A Layer Between Identity and Payment
Tokenisation sits between three things:
- identity
- mobility events
- payment settlement
It allows each part to operate independently, while still being connected.
That flexibility is important. It means payment methods can change over time without breaking the underlying system.
The identity remains consistent, even as everything behind it evolves.
The Implications for Mobility Platforms
Platforms Will Replace Payment Systems
As this model develops, the focus shifts from payment systems to mobility platforms.
Instead of managing transactions in isolation, platforms manage:
- identity
- journeys
- billing
- enforcement
- insight
Payment becomes one part of a wider system, not the centre of it.
A Unified Transport Account
Over time, this could lead to a simpler model for users.
One account. One identity. Multiple services connected behind it.
That account could link:
- tolling
- parking
- congestion charging
- public transport
- shared mobility
From the user’s perspective, there is no switching between systems. The journey simply happens.
Why the Industry Is Only Just Beginning
Legacy Infrastructure Still Dominates
Despite the direction of travel, most systems are not built this way yet.
Many still rely on:
- legacy hardware
- barrier-based access
- isolated payment platforms
These systems work, but they are not designed for identity-led operation.
Moving away from them requires structural change, not just incremental improvement.

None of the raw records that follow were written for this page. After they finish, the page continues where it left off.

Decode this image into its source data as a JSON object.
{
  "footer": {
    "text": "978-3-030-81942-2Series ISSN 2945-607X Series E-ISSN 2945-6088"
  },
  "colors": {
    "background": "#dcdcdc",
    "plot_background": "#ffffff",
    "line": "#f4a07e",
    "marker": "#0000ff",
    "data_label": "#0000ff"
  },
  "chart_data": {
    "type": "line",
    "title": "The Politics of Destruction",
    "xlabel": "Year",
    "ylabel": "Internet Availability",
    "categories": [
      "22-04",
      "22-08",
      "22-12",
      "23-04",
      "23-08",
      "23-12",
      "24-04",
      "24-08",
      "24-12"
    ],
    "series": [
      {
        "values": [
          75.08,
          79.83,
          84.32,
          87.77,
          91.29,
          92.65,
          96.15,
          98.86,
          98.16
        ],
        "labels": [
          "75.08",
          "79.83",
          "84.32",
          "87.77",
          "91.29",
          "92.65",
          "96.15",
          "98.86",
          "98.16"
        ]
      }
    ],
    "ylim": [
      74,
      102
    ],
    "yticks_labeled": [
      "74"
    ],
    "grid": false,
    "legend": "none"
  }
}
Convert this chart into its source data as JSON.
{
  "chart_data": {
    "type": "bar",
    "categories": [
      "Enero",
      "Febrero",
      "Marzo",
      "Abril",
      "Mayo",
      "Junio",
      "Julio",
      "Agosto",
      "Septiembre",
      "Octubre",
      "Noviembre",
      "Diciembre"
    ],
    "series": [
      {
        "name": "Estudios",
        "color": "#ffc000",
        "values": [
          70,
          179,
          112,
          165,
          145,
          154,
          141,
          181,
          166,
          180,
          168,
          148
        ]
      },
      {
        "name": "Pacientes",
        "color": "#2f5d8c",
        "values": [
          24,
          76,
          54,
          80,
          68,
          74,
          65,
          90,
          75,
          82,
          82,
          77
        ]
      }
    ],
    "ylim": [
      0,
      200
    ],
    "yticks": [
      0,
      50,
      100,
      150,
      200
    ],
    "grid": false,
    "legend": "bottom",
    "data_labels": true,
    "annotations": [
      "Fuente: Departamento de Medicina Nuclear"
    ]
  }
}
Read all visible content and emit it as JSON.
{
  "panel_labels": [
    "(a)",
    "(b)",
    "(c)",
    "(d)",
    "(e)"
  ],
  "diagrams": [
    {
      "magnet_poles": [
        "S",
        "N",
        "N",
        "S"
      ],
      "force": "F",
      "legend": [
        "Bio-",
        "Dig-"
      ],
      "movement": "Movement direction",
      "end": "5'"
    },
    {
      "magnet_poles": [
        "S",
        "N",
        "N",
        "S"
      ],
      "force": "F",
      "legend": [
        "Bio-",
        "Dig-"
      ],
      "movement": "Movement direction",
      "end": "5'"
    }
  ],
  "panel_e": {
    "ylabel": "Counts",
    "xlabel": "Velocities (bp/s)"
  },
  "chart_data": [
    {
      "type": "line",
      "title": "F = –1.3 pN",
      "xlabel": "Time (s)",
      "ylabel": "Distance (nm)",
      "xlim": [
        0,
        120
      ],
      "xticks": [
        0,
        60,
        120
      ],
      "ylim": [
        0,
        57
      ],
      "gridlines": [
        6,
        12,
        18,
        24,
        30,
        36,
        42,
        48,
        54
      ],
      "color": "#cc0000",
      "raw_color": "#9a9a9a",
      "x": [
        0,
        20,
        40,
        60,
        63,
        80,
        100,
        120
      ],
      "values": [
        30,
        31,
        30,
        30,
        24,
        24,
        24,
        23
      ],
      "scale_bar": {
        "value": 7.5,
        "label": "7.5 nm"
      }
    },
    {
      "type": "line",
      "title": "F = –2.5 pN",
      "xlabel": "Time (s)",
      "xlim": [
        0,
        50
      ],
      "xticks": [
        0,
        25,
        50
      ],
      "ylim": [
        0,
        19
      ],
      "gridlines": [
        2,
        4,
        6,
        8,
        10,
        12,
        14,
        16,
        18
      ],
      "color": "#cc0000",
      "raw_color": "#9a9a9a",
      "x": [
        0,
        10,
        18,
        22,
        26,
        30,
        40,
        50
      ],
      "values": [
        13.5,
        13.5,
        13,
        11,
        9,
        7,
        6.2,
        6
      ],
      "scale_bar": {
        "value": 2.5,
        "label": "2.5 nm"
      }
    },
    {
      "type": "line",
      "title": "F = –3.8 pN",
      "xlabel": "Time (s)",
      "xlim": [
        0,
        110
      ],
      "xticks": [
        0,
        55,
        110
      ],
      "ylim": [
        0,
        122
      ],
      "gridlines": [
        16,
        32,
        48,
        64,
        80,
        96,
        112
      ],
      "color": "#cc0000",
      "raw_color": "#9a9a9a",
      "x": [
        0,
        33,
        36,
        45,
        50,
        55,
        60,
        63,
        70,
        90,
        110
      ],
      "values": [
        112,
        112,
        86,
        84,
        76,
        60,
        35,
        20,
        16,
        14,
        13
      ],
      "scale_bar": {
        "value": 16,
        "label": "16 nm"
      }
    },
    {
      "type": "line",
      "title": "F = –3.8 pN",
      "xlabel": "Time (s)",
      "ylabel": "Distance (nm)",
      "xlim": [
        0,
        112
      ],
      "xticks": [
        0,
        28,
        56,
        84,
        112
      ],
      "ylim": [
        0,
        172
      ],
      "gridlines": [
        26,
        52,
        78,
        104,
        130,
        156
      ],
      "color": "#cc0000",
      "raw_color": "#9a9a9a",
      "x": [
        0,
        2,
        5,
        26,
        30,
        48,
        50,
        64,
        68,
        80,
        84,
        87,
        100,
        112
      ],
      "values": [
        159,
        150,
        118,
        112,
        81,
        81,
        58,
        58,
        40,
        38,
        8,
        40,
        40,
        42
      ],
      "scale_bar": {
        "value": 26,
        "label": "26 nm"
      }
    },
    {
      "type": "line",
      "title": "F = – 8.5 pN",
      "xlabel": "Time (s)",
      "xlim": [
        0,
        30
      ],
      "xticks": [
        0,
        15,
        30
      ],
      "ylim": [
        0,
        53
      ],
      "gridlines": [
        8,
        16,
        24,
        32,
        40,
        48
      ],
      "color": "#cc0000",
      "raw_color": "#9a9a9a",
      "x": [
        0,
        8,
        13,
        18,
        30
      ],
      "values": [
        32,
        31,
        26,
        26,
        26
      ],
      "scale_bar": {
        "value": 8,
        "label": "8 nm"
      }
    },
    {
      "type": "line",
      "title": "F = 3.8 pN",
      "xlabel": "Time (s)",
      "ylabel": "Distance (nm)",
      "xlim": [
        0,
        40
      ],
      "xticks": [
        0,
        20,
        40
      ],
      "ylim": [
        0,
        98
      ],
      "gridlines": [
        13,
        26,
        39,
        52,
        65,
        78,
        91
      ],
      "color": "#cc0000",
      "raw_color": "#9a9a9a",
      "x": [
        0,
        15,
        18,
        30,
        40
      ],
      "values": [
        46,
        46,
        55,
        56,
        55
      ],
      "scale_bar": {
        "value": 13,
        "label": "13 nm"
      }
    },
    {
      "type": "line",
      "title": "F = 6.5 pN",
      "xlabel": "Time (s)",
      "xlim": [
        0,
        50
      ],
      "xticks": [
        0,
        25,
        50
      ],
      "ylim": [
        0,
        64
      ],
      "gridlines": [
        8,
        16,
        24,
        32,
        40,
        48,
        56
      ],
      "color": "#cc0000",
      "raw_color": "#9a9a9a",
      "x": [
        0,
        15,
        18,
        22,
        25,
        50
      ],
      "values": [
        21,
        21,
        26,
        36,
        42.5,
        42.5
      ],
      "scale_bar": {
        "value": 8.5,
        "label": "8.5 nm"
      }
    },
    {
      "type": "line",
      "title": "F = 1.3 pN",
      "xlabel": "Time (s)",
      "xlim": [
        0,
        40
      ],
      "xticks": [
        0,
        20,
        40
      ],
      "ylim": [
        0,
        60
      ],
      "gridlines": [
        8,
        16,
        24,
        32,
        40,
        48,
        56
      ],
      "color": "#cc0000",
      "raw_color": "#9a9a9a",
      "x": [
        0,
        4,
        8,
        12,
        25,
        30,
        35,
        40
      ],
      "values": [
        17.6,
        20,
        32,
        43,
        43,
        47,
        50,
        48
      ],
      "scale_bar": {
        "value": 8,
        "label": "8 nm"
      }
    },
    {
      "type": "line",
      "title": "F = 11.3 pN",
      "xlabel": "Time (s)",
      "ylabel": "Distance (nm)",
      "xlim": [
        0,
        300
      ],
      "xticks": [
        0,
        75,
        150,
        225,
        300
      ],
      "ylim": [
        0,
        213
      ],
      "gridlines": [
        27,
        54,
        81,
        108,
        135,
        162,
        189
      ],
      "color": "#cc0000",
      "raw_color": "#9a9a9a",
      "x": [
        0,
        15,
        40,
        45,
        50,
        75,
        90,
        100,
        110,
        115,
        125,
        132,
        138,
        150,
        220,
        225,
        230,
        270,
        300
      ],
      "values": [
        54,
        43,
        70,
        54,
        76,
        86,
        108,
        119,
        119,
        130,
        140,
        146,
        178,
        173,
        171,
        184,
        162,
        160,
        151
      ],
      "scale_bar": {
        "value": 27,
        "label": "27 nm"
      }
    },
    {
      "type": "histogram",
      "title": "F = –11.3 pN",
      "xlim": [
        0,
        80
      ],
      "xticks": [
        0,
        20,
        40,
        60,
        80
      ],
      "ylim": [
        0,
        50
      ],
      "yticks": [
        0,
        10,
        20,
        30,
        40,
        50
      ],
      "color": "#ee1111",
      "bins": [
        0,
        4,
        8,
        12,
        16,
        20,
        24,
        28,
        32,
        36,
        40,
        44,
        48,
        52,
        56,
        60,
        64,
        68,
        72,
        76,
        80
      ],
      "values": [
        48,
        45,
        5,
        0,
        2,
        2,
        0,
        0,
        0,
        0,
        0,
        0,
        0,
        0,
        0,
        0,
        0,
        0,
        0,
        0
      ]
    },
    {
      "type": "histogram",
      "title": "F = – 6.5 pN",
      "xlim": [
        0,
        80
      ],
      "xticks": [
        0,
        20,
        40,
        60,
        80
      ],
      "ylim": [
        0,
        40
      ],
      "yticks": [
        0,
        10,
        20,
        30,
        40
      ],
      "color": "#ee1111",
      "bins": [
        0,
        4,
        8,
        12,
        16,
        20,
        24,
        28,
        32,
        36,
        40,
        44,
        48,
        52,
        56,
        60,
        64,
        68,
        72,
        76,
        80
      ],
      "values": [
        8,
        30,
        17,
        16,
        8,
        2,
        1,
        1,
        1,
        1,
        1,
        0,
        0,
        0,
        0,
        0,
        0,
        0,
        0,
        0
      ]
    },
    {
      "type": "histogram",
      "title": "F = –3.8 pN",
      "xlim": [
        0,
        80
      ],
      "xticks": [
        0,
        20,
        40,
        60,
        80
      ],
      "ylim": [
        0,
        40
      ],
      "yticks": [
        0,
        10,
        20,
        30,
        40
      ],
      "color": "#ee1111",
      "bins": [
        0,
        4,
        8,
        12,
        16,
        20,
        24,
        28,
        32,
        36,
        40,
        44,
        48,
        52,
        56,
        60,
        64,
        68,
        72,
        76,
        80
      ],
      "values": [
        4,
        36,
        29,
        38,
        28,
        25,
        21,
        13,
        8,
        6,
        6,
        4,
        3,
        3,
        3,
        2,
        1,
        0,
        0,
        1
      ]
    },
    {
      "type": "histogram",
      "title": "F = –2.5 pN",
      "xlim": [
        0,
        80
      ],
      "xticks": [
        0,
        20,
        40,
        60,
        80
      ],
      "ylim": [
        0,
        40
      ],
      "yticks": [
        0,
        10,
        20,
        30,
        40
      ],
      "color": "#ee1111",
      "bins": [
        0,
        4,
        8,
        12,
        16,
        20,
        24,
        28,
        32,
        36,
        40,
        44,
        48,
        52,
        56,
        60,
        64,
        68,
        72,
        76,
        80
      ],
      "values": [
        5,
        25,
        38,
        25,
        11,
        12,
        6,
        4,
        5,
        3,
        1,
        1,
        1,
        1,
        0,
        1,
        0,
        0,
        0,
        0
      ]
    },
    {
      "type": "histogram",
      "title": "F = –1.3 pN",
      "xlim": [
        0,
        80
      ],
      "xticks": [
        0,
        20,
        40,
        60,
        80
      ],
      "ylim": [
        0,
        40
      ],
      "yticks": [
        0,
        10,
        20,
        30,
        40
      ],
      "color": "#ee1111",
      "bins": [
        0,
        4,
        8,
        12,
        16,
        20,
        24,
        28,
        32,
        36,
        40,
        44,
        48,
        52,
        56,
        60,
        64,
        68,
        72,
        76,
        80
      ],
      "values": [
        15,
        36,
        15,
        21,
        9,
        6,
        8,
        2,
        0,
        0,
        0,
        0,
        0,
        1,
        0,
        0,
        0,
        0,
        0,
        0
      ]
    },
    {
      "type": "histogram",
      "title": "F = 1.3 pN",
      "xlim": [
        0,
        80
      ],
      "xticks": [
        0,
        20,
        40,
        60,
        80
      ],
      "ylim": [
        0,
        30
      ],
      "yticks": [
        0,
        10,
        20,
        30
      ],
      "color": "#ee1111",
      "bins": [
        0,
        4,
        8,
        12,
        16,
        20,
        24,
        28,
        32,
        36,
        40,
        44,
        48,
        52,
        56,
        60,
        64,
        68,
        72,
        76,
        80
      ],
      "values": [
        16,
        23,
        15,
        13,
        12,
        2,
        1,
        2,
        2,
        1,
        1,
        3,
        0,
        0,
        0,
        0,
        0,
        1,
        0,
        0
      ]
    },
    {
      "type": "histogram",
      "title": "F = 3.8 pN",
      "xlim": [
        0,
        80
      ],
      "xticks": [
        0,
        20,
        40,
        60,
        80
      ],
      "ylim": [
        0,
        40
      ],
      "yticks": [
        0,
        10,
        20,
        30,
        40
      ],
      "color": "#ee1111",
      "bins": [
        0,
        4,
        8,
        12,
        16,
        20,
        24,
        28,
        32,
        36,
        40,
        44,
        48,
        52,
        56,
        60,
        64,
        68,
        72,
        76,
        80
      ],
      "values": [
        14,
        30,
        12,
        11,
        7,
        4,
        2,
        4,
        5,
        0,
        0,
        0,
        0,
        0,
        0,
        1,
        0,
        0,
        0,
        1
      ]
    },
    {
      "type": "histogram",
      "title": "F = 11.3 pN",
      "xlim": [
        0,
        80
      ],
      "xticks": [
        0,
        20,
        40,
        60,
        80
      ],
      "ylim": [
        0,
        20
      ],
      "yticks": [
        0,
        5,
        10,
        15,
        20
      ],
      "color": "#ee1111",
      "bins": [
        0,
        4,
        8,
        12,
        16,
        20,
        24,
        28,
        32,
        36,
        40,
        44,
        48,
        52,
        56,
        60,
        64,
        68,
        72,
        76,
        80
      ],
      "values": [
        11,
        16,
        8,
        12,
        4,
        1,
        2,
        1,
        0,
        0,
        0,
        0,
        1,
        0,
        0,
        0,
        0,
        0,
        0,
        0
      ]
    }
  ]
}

Technology Is Now Catching Up
At the same time, the technology needed to support this shift is starting to mature.
Cloud platforms make it easier to manage large-scale systems. APIs allow different services to connect.
Tokenisation frameworks improve security. AI supports reconciliation and exception handling.
These pieces are beginning to align, and when they do, the model becomes viable at scale.
The Future of Mobility Payments
Contactless cards were a major step forward for mobility payments, but they may not be the final destination.
That’s not to say cards are going to disappear overnight. But over time, they are likely to become just one option behind a broader identity layer.
The real shift is happening beneath the surface, as systems move from payment-led architecture to identity-led mobility platforms.
As the interaction changes, users no longer think about how they pay. Movement is recorded, priced, and settled automatically - payment becomes part of the system, not the moment.
And all this raises a big question: if identity becomes the primary reference point in mobility, do payment cards become just another backend option?
If so, we must determine the future of mobility is identity-first, not card-first.